Effectivement, la jeune femme n'a pas eu à se confronter au rejet de ses parents : "Ma mère s'en foutait totalement, en plus elle adorait cette fille-là, donc aucun souci. Mon père par contre, sa première réaction, ça a été de dire 'mais je veux être grand-père'. Mais il n'était pas contre ça, ma famille élargie non plus, je n'ai pas eu de critiques ou autre."
"Je l'aimais bien, il était mignon, mais je n'avais pas plus d'attirance que ça"
Après la découverte de sa sexualité, Louise a donc plusieurs relations avec différentes femmes. Elle est d'ailleurs en couple depuis quelques semaines quand elle rencontre Alex* dans une soirée. "Au début, je n'en avais rien à péter. Lui, je lui avais tapé dans l'oeil, mais moi non. Je l'aimais bien, il était mignon mais sans plus, je n'avais pas plus d'attirance que ça. On est devenus amis et il a essayé pendant six mois de "m'avoir". Le fait d'avoir sur son "tableau de chasse" une fille qui était lesbienne, c'était un vrai challenge pour lui. Tout ce qu'il a fait n'a pas fonctionné."
Pourtant, la jeune femme finit par tomber sous le charme de son prétendant, sans qu'elle ne puisse s'expliquer pourquoi, encore aujourd'hui. "C'est arrivé simplement, je suis tombée amoureuse de lui, six mois après notre première rencontre. Ça s'est fait tout seul, on était proches, bon amis."
Néanmoins, en ce qui concerne la vie intime du couple, tout n'a pas été aussi "simple". "Sexuellement, ce n'est pas comme les autres rapports que j'ai pu avoir avec d'autres hommes, que je n'appréciais pas, voire qui s'étaient très mal passés". Je me dis qu'en fait, je n'étais peut-être pas tombée sur le bon" réalise Louise. Mais avant d'en arriver là, la jeune femme a du redécouvrir tout un pan de sa sexualité. "Une relation femme-femme ou homme-femme, c'est très différent. La méthode a changé. J'ai eu des appréhensions, j'ai eu peur de mal faire, de le décevoir, parce que je n'avais pas beaucoup d'expérience avec les garçons. Lors de notre premier rapport, avec mon compagnon, j'ai eu l'impression de refaire ma toute première fois. C'est la sensation que j'ai eue. Mais après avec mon chéri, ça s'est toujours très bien déroulé. Aujourd'hui, je ne regrette rien par rapport à ma sexualité passée."
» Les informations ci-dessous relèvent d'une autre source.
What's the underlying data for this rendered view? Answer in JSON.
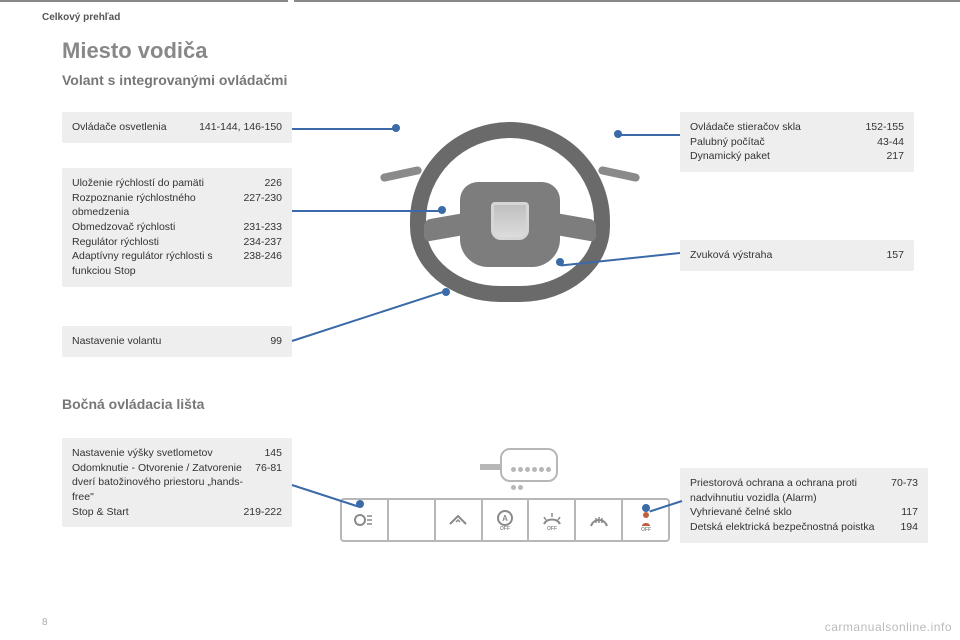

Ensemble depuis six ans, Louise et Alex sont parents d'une petite fille de deux ans et demi. Louise estime qu'ils ont réussi à bâtir une relation de confiance, ce qui n'était pas le cas dans ses relations précédentes, d'après la jeune fille. "Avec mes ex filles, on m'a souvent trompée, humiliée et c'étaient souvent des relations cachées, parce qu'elles n'assumaient pas, alors que moi, j'assumais complètement. Je me retrouve maintenant dans une relation saine, pas toxique du tout. On communique énormément, c'est une relation mature."
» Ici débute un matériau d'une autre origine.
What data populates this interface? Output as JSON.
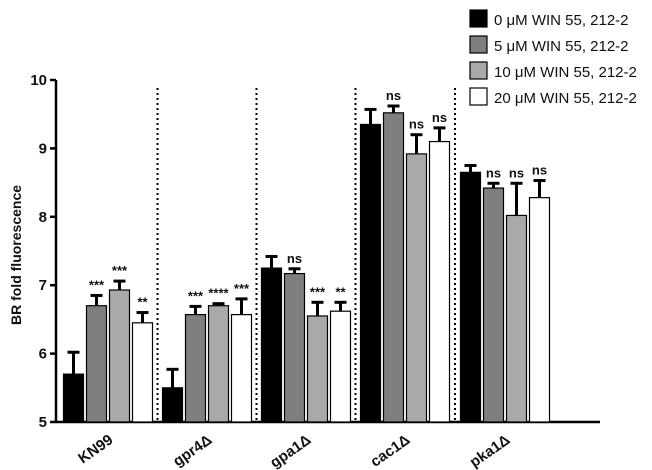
{
  "chart_data": {
    "type": "bar",
    "title": "",
    "xlabel": "",
    "ylabel": "BR fold fluorescence",
    "ylim": [
      5,
      10
    ],
    "yticks": [
      5,
      6,
      7,
      8,
      9,
      10
    ],
    "grid": false,
    "legend_position": "top-right",
    "group_separators": "dotted vertical lines between groups",
    "categories": [
      "KN99",
      "gpr4Δ",
      "gpa1Δ",
      "cac1Δ",
      "pka1Δ"
    ],
    "series": [
      {
        "name": "0 μM WIN 55, 212-2",
        "color": "#000000",
        "values": [
          5.7,
          5.5,
          7.25,
          9.35,
          8.65
        ],
        "errors": [
          0.32,
          0.27,
          0.17,
          0.22,
          0.1
        ],
        "significance": [
          "",
          "",
          "",
          "",
          ""
        ]
      },
      {
        "name": "5 μM WIN 55, 212-2",
        "color": "#7f7f7f",
        "values": [
          6.7,
          6.57,
          7.17,
          9.52,
          8.42
        ],
        "errors": [
          0.15,
          0.12,
          0.07,
          0.1,
          0.07
        ],
        "significance": [
          "***",
          "***",
          "ns",
          "ns",
          "ns"
        ]
      },
      {
        "name": "10 μM WIN 55, 212-2",
        "color": "#a9a9a9",
        "values": [
          6.93,
          6.7,
          6.55,
          8.92,
          8.02
        ],
        "errors": [
          0.13,
          0.03,
          0.2,
          0.28,
          0.47
        ],
        "significance": [
          "***",
          "****",
          "***",
          "ns",
          "ns"
        ]
      },
      {
        "name": "20 μM WIN 55, 212-2",
        "color": "#ffffff",
        "values": [
          6.45,
          6.57,
          6.62,
          9.1,
          8.28
        ],
        "errors": [
          0.15,
          0.23,
          0.13,
          0.2,
          0.25
        ],
        "significance": [
          "**",
          "***",
          "**",
          "ns",
          "ns"
        ]
      }
    ]
  }
}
"Lui, c'est un cas vraiment exceptionnel"
Et si Louise partait avec une femme ? "Alex n'en a rien à faire que j'ai été lesbienne. Il n'est pas jaloux des autres filles, mais il est quand même jaloux des autres garçons. Alors que je lui ai toujours dit que lui, c'est un cas vraiment exceptionnel, je ne sais pas pourquoi j'ai été attirée par lui, ça n'a pas été le sexe, ça a été ce qu'il est à l'intérieur de lui, je suis tombée amoureuse de son coeur en fait, tout simplement. Je peux trouver un autre garçon beau, mais pas de là à être attirée physiquement, je n'ai pas une attirance très forte envers les garçons. J'ai eu une mauvaise relation avec les garçons à cause d'un homme, il s'est passé quelque chose dans ma famille. Je n'ai jamais été tactile avec les hommes, tout ça c'est quelque chose que je déteste. J'ai un contact très limité avec les garçons même si je m'entends bien avec eux en tant que pote."
Alors que son coming-out s'est passé sans accroc, quand Louise a annoncé être un couple avec un homme, elle en a étonné plus d'un. "Nos amis se sont dit : 'Qu'est-ce qu'une lesbienne va foutre avec un homme ?' Les gens étaient convaincus que j'étais lesbienne. Ils se sont pas posé des questions. Pourquoi j'ai changé comme ça du jour au lendemain ? Moi-même je ne sais pas, c'est comme ça, c'est l'amour, je suis tombée amoureuse. Parfois, il y a des choses qui ne s'expliquent pas."
"Je ne sais pas ce que je suis réellement"
Aujourd'hui, son rapport à la sexualité a évolué : "Je ne me mets aucune étiquette. Je ne sais pas ce que je suis réellement, je sais qui je suis, mais je ne peux pas mettre un mot dessus. Je ne suis ni hétéro, ni bi, ni lesbienne, je suis simplement aujourd'hui amoureuse de cet homme et c'est cet homme-là avec qui je veux faire ma vie. La sexualité ne devrait pas porter de nom, avoir d'étiquette. On aime qui on veut, à n'importe quel moment de notre vie, à partir du moment où la relation est saine. Moi je l'aime et puis c'est tout, j'aimerais rester jusqu'à la fin de ma vie avec lui, mais rien ne m'empêcherait de me remettre avec une fille si on se séparait."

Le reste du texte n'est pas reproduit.